= Eugene Holmes =

American opera singer (1934–2007)

Eugene B. Holmes (March 7, 1934 – January 19, 2007) was an American operatic baritone who sang with the New York City Opera, the Metropolitan Opera National Company and the Deutsche Oper am Rhein.

==Early life and education==
He was born March 7, 1934, in Brownsville, Tennessee, the eleventh of fourteen brothers and sisters. His father was a Baptist preacher and farmer/sharecropper. Eugene attended Cole elementary school and Washington Technical High school in St. Louis, and then Harris Stowe Teachers State College until his sophomore year, when he auditioned for the St. Louis Music Chore and won a full scholarship to University of Arkansas at Pine Bluff.

==Career==
After graduating, he returned to St. Louis where he worked as a social worker in the Pruitt–Igoe projects. Later he was certified as a teacher and taught elementary school, then high school for several years. He served in the Navy from 1956 to 1959 aboard on the USS Conflict. During this time, he sang in the Navy Blue Jackets.

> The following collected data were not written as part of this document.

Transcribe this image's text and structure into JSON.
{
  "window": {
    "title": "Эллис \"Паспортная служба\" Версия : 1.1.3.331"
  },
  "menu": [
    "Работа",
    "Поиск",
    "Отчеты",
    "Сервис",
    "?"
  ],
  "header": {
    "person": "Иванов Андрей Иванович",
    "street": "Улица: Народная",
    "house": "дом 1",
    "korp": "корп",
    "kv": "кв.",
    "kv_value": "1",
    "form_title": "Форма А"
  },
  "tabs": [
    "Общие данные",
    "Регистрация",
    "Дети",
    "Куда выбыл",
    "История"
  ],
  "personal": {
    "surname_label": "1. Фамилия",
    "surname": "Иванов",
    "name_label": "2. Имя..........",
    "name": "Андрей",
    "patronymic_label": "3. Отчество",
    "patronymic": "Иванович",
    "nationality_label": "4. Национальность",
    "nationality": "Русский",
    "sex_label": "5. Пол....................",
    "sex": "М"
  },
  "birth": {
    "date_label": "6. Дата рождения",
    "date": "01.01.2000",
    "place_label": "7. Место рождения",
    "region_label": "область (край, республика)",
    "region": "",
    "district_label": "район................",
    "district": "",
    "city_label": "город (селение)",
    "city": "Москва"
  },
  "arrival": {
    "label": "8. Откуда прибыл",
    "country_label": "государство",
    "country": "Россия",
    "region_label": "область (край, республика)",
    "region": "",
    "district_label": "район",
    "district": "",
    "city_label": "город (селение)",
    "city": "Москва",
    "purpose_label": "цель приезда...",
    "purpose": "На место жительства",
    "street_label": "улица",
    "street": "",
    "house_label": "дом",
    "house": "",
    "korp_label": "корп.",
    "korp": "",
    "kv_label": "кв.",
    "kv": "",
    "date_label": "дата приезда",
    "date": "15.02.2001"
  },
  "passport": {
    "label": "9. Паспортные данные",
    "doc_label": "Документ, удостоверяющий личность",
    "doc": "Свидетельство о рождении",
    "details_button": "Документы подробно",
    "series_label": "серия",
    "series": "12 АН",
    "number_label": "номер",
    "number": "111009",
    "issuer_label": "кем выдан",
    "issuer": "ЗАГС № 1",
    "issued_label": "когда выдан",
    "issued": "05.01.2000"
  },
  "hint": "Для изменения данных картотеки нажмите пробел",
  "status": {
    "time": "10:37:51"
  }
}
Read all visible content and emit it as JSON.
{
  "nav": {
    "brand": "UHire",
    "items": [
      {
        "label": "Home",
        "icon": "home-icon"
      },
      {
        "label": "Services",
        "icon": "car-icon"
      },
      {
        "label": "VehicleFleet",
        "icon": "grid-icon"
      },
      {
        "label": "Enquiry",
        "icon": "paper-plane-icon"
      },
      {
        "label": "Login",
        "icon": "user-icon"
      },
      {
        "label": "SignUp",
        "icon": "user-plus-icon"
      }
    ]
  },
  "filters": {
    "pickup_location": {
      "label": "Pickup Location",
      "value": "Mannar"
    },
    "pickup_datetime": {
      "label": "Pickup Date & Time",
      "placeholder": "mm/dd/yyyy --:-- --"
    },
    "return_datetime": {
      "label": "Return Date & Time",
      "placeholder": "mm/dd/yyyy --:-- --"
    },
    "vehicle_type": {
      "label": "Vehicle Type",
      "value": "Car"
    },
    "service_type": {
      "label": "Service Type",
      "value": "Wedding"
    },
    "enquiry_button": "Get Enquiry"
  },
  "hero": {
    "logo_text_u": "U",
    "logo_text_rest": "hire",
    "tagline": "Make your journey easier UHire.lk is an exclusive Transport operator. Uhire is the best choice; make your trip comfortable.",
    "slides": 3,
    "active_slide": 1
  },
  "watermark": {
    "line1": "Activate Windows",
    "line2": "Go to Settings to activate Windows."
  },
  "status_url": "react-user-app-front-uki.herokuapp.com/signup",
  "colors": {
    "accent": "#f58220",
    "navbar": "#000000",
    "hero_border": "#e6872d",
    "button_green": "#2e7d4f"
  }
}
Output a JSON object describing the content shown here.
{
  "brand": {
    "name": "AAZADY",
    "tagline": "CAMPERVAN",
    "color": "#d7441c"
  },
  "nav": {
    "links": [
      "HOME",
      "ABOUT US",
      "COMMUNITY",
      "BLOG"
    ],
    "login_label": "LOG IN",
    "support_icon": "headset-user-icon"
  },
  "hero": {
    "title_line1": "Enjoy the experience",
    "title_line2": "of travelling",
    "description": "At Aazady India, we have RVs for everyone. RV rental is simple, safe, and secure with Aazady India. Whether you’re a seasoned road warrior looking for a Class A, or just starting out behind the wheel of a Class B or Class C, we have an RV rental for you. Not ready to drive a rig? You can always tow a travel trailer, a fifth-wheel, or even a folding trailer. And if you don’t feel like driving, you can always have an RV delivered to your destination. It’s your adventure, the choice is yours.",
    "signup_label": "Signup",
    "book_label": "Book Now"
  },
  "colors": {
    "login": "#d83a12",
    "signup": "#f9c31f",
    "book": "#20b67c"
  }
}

Holmes went with a friend to a rehearsal of the American opera The Crucible. There he met accompanist and director Dorothy Zeigler, who was also the first trombonist for the St. Louis Symphony Orchestra. Dorothy introduced Holmes to Boris Goldovsky, who ran the opera workshop in Wheeling, West Virginia. Godofsky offered Holmes a leading role in his yearly opera workshop for young musicians.

After the clinic, Holmes was offered a scholarship and attended University of Indiana in Bloomington. He began performing with the New York Metropolitan Opera National Touring Company soon after completing his graduate education.

Holmes was an artist-in-residence at Tougaloo College in Mississippi and the Music Faculty at University of Miami.

In 1970, Holmes performed with Plácido Domingo in Aida in the Vienna State Opera.

Holmes sang with the New York City Opera, and in 1971 he played the lead role of Ukamba written for him by Gian Carlo Menotti, in the world premier of The Most Important Man. His singing attracted acclaim from critics, including Alan Rush of New York magazine in 1971, and when he sang under permanent contract with the Deutsche Oper am Rhein, Düsseldorf, Time magazine reported his singing as "superb". Dieter Bross of Style Magazine, Germany, in 1981 declared him to be the best black baritone at that time.

Holmes was also in demand as a concert singer. In March 1990, Holmes was awarded the title Kammersänger at the Deutsche Oper am Rhein.